Ein Jugendwerk von Josef Winkler wird erstmals als Buch verlegt

An Josef Winkler scheiden sich die Geister, mitunter wohl auch des Literaten eigener Geist. Der Kärntner Autor wird am 3. März seinen 60. Geburtstag feiern und kann sich einen Blick zurück auf sich selbst erlauben. Seiner Publikationen wurden unter anderem mit dem Georg-Büchner-Preis und dem Großen Österreichischen Staatspreis oder dem Sonderpreis des Ingeborg-Bachmann-Wettbewerbes ausgezeichnet.
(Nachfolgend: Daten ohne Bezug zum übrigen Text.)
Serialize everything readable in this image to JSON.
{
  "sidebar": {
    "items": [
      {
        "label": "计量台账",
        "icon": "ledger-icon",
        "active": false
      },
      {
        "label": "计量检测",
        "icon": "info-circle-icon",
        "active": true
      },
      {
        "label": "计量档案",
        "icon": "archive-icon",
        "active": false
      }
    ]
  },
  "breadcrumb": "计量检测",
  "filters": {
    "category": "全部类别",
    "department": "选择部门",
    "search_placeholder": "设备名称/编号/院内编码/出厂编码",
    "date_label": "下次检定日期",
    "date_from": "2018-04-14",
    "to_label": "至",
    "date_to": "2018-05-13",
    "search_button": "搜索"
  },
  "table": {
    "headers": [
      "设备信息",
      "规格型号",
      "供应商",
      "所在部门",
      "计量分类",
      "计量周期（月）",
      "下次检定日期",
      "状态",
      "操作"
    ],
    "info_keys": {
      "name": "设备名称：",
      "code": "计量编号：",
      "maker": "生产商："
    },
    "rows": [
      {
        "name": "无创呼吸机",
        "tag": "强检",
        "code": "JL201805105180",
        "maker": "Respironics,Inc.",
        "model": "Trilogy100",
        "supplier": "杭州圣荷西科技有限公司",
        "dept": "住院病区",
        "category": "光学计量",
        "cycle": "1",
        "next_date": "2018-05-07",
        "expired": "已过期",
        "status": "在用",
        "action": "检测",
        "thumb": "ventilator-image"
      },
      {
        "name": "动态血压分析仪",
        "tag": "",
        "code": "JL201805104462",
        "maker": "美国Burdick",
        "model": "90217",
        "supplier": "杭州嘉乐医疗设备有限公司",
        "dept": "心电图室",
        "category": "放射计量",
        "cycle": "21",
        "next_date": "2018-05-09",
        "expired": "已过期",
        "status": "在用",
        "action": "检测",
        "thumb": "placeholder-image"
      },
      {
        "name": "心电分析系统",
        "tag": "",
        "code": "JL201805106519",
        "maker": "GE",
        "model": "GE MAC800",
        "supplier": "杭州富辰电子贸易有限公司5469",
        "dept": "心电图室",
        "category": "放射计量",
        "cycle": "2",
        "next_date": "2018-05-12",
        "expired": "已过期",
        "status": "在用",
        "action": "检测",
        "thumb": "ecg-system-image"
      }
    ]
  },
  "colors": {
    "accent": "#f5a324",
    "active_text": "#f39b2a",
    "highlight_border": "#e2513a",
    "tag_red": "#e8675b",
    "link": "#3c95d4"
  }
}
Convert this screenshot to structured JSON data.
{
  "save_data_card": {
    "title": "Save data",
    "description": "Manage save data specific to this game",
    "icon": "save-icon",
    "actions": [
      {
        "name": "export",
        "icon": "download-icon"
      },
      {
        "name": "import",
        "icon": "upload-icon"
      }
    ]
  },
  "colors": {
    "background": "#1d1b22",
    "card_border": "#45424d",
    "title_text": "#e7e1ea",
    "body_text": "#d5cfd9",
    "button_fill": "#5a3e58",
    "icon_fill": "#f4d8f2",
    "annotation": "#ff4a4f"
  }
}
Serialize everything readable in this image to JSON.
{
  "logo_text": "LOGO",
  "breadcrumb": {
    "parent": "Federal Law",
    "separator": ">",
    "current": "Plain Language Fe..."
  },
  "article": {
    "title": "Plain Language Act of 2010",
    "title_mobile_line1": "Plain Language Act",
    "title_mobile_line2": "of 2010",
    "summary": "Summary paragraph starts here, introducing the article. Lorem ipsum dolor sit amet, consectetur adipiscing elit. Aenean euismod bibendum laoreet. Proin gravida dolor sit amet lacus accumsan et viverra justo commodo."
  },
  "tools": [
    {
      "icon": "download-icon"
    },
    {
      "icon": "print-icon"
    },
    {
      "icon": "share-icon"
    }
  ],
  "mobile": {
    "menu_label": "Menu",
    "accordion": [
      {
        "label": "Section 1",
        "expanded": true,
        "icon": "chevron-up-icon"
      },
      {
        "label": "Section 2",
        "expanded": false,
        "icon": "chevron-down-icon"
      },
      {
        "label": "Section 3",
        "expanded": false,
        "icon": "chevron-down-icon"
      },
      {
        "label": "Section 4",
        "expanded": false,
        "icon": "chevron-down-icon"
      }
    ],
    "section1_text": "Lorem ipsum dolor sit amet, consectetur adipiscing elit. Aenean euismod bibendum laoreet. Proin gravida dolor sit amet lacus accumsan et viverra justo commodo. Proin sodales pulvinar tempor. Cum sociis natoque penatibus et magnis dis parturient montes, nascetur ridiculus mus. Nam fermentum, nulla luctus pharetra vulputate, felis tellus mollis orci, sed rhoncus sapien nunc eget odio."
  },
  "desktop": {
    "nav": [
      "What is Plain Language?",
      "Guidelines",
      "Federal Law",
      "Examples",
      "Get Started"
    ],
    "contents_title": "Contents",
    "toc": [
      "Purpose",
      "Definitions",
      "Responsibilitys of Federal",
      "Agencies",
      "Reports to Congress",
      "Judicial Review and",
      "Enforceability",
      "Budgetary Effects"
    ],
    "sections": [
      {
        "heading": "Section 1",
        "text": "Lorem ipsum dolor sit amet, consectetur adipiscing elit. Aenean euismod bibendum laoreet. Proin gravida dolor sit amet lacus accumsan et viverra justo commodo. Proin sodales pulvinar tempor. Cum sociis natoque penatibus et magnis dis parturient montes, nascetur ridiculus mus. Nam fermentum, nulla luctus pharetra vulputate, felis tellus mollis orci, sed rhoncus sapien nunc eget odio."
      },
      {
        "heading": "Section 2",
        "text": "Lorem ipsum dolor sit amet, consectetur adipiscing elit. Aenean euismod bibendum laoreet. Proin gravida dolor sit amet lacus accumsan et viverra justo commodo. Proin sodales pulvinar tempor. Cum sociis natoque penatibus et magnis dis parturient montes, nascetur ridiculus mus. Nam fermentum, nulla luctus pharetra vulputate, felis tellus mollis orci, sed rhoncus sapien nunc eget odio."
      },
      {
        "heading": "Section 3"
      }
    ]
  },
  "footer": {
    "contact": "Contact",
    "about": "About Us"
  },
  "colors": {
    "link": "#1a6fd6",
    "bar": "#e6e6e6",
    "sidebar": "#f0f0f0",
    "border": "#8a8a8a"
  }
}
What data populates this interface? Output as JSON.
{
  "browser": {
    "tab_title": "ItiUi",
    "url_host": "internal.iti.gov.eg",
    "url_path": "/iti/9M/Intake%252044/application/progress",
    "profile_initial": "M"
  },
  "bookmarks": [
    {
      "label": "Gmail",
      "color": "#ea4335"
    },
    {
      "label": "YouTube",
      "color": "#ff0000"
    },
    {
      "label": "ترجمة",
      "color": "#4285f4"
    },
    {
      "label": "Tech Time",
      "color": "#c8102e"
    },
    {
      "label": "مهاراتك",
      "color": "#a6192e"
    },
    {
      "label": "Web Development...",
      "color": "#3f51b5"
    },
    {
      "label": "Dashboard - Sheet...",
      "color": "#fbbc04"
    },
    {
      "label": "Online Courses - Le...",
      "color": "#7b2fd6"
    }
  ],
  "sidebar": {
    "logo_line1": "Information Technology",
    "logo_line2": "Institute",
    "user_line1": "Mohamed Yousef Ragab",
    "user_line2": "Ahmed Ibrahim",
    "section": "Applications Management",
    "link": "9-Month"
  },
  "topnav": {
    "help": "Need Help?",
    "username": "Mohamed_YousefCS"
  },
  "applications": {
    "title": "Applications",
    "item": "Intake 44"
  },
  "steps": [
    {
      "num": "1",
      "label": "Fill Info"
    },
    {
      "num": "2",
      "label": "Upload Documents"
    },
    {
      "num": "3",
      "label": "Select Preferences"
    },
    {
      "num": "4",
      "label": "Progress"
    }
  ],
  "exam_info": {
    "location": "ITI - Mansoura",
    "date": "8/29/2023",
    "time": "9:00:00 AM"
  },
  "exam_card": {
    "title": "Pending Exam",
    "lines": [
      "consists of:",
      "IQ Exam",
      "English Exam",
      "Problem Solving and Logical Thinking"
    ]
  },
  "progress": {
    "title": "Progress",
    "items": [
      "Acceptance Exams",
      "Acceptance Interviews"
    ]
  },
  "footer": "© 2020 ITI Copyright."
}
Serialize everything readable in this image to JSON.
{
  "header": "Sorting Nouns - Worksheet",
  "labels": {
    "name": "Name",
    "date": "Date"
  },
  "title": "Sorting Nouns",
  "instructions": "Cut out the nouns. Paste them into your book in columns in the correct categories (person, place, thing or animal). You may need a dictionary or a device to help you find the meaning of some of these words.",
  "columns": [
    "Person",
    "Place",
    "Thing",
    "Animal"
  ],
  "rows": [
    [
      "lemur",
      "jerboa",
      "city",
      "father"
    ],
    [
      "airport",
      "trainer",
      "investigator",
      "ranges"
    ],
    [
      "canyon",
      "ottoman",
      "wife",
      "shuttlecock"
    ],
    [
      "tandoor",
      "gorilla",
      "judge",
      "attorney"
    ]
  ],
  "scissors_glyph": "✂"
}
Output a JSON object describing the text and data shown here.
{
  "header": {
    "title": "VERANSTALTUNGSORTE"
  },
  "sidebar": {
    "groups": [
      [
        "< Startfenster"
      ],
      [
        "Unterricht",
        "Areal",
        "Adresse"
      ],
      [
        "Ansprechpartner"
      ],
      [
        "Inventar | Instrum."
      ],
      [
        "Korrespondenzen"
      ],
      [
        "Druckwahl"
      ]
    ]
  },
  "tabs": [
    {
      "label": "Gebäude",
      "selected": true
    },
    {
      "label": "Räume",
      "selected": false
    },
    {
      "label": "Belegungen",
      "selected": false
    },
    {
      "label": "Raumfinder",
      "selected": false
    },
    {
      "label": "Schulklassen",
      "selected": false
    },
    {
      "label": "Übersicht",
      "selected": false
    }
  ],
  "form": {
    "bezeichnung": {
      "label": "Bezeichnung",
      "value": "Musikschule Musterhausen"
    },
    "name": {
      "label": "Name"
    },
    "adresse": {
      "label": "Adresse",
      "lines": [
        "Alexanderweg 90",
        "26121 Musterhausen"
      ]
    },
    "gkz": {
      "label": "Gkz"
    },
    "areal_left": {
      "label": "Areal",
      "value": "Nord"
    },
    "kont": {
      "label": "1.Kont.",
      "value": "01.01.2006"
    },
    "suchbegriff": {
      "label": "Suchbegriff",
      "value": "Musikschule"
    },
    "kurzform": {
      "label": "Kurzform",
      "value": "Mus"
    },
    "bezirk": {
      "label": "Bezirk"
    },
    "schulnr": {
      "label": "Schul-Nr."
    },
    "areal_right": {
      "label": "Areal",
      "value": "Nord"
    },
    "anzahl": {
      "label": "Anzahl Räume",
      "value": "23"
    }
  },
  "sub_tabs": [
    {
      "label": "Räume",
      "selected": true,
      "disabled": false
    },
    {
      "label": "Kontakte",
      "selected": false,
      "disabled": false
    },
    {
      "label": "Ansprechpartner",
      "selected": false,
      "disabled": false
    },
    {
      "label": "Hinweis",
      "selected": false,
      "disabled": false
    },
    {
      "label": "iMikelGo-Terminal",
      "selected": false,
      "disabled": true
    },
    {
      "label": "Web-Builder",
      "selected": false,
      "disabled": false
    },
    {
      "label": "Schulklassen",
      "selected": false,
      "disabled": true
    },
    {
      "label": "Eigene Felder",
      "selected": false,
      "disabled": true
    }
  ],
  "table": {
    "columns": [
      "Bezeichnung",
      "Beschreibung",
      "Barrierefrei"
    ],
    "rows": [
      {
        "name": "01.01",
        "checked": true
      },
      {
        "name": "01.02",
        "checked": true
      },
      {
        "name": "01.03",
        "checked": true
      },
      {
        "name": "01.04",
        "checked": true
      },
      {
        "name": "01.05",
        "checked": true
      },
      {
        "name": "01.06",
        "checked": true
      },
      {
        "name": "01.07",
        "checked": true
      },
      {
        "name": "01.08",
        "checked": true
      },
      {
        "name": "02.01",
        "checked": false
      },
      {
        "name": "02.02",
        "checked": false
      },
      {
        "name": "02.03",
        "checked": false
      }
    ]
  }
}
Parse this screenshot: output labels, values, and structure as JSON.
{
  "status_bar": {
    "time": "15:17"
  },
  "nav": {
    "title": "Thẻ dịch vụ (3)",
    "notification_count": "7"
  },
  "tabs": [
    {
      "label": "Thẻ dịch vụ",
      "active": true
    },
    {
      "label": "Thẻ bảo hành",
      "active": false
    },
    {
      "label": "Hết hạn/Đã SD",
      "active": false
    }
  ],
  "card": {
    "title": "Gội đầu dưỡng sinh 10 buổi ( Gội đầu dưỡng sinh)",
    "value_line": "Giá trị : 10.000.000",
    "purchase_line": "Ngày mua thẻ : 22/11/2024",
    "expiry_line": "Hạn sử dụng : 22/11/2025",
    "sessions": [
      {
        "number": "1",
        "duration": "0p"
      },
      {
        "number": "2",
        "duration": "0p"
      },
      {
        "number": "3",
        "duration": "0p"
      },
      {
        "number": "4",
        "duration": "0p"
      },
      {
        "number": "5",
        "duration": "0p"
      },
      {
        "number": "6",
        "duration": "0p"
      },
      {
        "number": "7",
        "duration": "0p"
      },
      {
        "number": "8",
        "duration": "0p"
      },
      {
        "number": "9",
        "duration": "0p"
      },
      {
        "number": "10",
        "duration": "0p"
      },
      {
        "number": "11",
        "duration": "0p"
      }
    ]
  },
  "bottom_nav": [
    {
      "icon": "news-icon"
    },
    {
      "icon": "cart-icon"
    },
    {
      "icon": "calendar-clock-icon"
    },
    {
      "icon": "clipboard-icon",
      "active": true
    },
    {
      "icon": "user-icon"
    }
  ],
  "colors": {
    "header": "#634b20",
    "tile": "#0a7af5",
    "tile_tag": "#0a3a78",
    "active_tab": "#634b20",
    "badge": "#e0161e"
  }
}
Pünktlich zum Geburtstag erscheint bei Suhrkamp nun ein Frühwerk von Winkler, das unter dem Titel »Das lächelnde Gesicht der Totenmaske der Else Lasker-Schüler« bereits 1979 in der Grazer Literaturzeitschrift »manuskripte« erschien. Eine überarbeitete Version dieses Textes wurde nun erstmals als Buch verlegt. Der »Wortschatz der Nacht« ist ein literarischer Erguss, der nach Angaben des Verlages ein Produkt weniger Nächte ist.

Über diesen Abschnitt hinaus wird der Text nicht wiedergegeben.